Werewolf (Garou). When Gaia the Elder died, every Garou not sheltered in a spiritual realm was erased from existence. Eshtarra's ascension as Gaia the Younger remade them as the Gaian Shifters — servants bound to cleanse the world's spiritual contamination. They carry no silver bane; their bane is obsidian. The six surviving tribes are Black Furies, Fianna, Get of Fenris, Glass Walkers, Silent Striders, and Children of Eshtarra.
Lost. The Great Wyrdstorm cracked the gates to Arcadia and the Dreaming open. What remains are three distinct peoples: the Lost (playable), the Dreamborne (rare, playable), and the Wyrd-born (Storyteller-controlled). The six seemings are Beasts, Darklings, Elementals, Fairest, Ogres, and Wizened.

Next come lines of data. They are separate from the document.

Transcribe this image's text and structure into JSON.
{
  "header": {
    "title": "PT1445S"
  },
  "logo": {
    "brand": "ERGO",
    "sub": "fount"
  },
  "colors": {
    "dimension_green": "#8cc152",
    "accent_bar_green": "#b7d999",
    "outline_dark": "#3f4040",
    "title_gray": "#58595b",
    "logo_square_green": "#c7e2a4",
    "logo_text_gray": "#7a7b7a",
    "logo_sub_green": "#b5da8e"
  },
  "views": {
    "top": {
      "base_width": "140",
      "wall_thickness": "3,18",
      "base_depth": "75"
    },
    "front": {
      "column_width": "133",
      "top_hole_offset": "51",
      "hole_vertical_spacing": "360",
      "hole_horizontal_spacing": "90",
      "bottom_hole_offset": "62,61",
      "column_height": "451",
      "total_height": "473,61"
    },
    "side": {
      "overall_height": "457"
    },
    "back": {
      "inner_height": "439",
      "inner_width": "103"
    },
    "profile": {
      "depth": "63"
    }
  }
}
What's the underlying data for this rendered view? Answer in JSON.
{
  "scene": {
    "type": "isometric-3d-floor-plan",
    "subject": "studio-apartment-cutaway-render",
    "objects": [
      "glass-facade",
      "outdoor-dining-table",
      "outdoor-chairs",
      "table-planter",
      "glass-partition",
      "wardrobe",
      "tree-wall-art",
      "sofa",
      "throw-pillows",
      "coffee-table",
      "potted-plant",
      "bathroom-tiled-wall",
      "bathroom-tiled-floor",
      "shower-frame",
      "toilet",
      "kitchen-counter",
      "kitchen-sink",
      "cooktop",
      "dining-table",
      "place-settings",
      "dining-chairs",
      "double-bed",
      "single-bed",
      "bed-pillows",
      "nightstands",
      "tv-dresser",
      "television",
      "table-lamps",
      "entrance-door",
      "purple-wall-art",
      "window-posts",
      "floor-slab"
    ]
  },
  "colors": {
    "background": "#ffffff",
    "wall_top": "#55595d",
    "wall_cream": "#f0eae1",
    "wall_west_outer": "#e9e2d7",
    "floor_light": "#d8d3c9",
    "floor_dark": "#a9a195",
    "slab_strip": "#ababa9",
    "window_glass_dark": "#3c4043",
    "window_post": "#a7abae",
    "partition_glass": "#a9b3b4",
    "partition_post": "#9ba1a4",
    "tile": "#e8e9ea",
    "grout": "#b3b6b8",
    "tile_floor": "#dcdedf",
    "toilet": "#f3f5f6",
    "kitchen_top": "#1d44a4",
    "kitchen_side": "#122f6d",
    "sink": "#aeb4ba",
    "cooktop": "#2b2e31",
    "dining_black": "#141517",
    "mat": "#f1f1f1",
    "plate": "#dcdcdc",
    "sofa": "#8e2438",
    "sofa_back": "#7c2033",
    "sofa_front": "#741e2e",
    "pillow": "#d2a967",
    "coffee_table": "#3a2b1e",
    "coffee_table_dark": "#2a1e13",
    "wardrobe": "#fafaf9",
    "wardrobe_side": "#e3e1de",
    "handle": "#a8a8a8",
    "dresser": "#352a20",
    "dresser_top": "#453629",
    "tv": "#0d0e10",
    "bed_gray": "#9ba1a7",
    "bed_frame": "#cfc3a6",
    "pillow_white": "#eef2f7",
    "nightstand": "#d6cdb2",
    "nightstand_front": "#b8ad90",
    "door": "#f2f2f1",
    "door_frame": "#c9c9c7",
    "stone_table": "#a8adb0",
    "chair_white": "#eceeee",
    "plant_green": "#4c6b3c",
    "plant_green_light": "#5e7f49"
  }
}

Hellion. The Hungry Dead — those who have died, endured the Thousand Hells, and returned changed. Not vampires, though both are undead. Hellions walk a Dharma path and manage the balance between their Ego and their Shadow.
Sorcerers. Awakened magic died with the Mages. Sorcerers survived because their magic was always smaller in scale and more rigid — a "paint by numbers" practice that bureaucracy could legislate. The six schools are Artificers, Augurs, Druids, Ossians, Wayfarers, and Fury Shapers.
Psychics. Psychic ability can emerge in any human born inside the Basilica — and it is a liability, not a gift, since the general population mistakes it for Awakened magic. Every Psychic learns to mask their ability as Sorcerer-style practice.
Humans. The majority of Basilica Purgatory. They run the city, staff its institutions, and outnumber every supernatural type combined. Human characters choose a Profession. Half-Damned are humans with one foot in the supernatural world: Kinfolk, Ghouls, Projectors, and Dhampir.
Hunters. In Basilica Purgatory, Hunters don't hunt supernaturals to destroy them — they exist to maintain balance and keep the Veil intact.